Dans leur poésie populaire, les Danois ont de plus que les Suédois un chant particulier, connu sous le nom de lek. C’est celui-là surtout qui présente des intentions de jeu scénique. Le lek n’est parfois qu’un morceau fort court, destiné seulement à rassembler plusieurs personnages et à peindre diverses situations. C’est une espèce de libretto complété par la danse, par la pantomime, par la musique. Une société suédoise le prend et se distribue les rôles. Chacun est acteur dans cette comédie de famille, car ceux qui n’ont point de part au dialogue s’associent au chœur qui répète le refrain du lek ou aux danses qui l’accompagnent. Quelques-unes de ces petites pièces sont d’une nature burlesque. Les jeunes gens les jouent en faisant diverses contorsions. D’autres ont un caractère licencieux. Dans les contrées du Midi, elles ne pourraient être représentées sans danger. Dans le Nord, si une famille de paysans s’avise de les jouer, elles ne servent souvent qu’à prouver la pureté de ses mœurs. Enfin, il en est qui sont d’une nature tendre et gracieuse et d’une simplicité antique : tel est, par exemple, ce charmant lek de Vendela, où toutes les puissances de l’ame se montrent absorbées dans le sentiment de l’amour.
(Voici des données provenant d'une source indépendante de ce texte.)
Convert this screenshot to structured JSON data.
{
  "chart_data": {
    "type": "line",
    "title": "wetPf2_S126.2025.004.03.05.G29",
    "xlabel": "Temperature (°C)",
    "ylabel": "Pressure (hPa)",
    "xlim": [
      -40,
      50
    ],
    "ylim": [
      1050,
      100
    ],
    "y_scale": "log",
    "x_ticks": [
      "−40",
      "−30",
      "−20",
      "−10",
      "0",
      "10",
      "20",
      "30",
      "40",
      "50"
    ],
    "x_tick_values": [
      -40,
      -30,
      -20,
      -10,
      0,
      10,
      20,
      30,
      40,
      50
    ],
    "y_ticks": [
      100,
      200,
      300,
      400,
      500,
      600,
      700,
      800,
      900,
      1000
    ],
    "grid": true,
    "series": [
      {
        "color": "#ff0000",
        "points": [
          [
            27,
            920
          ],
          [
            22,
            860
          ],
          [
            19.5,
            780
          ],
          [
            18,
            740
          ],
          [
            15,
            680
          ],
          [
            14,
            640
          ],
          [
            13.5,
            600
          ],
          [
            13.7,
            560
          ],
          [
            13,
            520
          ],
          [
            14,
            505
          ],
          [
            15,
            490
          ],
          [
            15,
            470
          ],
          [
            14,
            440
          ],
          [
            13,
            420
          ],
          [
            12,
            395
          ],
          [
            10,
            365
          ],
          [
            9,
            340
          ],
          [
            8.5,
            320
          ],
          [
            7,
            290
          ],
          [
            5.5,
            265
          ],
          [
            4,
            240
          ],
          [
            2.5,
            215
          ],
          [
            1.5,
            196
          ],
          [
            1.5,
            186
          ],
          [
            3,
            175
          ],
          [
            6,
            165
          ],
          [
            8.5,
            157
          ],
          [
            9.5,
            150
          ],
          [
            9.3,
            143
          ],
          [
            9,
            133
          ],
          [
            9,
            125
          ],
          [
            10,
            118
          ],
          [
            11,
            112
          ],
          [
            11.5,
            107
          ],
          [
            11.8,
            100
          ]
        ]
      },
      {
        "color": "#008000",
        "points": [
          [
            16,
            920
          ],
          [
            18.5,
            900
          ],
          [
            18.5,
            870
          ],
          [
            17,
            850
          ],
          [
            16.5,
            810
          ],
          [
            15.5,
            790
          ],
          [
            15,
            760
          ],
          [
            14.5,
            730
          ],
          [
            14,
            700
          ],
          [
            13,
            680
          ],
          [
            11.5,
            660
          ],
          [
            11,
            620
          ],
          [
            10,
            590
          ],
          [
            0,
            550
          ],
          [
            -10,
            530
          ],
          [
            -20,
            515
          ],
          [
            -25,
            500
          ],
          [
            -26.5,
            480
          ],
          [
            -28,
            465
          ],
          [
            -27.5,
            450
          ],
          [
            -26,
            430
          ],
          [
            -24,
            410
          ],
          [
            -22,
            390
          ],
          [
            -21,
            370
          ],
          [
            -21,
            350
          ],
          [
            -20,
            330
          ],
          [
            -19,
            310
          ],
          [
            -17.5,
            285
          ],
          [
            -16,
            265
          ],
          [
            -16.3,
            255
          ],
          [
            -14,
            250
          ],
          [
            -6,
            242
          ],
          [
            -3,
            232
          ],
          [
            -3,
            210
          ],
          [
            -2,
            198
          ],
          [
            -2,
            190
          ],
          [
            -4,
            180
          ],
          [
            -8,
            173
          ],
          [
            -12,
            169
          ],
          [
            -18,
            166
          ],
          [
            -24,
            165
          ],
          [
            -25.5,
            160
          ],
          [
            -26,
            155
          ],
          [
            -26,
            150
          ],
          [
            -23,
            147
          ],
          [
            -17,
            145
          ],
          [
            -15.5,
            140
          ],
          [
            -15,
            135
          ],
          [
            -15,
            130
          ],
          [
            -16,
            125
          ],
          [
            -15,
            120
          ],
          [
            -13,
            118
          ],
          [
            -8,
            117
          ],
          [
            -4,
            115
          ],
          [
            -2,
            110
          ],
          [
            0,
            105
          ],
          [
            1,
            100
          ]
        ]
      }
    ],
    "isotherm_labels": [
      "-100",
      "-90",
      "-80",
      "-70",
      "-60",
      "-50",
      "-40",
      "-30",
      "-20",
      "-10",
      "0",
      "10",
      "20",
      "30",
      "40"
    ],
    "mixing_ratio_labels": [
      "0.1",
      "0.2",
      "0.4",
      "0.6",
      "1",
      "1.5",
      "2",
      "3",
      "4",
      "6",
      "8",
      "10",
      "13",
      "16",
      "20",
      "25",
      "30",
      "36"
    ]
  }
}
Une jeune fille est assise sur une chaise, la tête couverte d’un voile, les deux mains l’une près de l’autre, balançant le corps, comme si elle ramait. Plusieurs personnes passent en chantant, en dansant autour d’elle, et lui disent :

« Pourquoi es-tu assise là ? Pourquoi rames-tu ? pourquoi rames-tu, belle Vendela ?

LA JEUNE FILLE.

Il faut que je rame, il faut que je rame ; l’été vient, le gazon croît.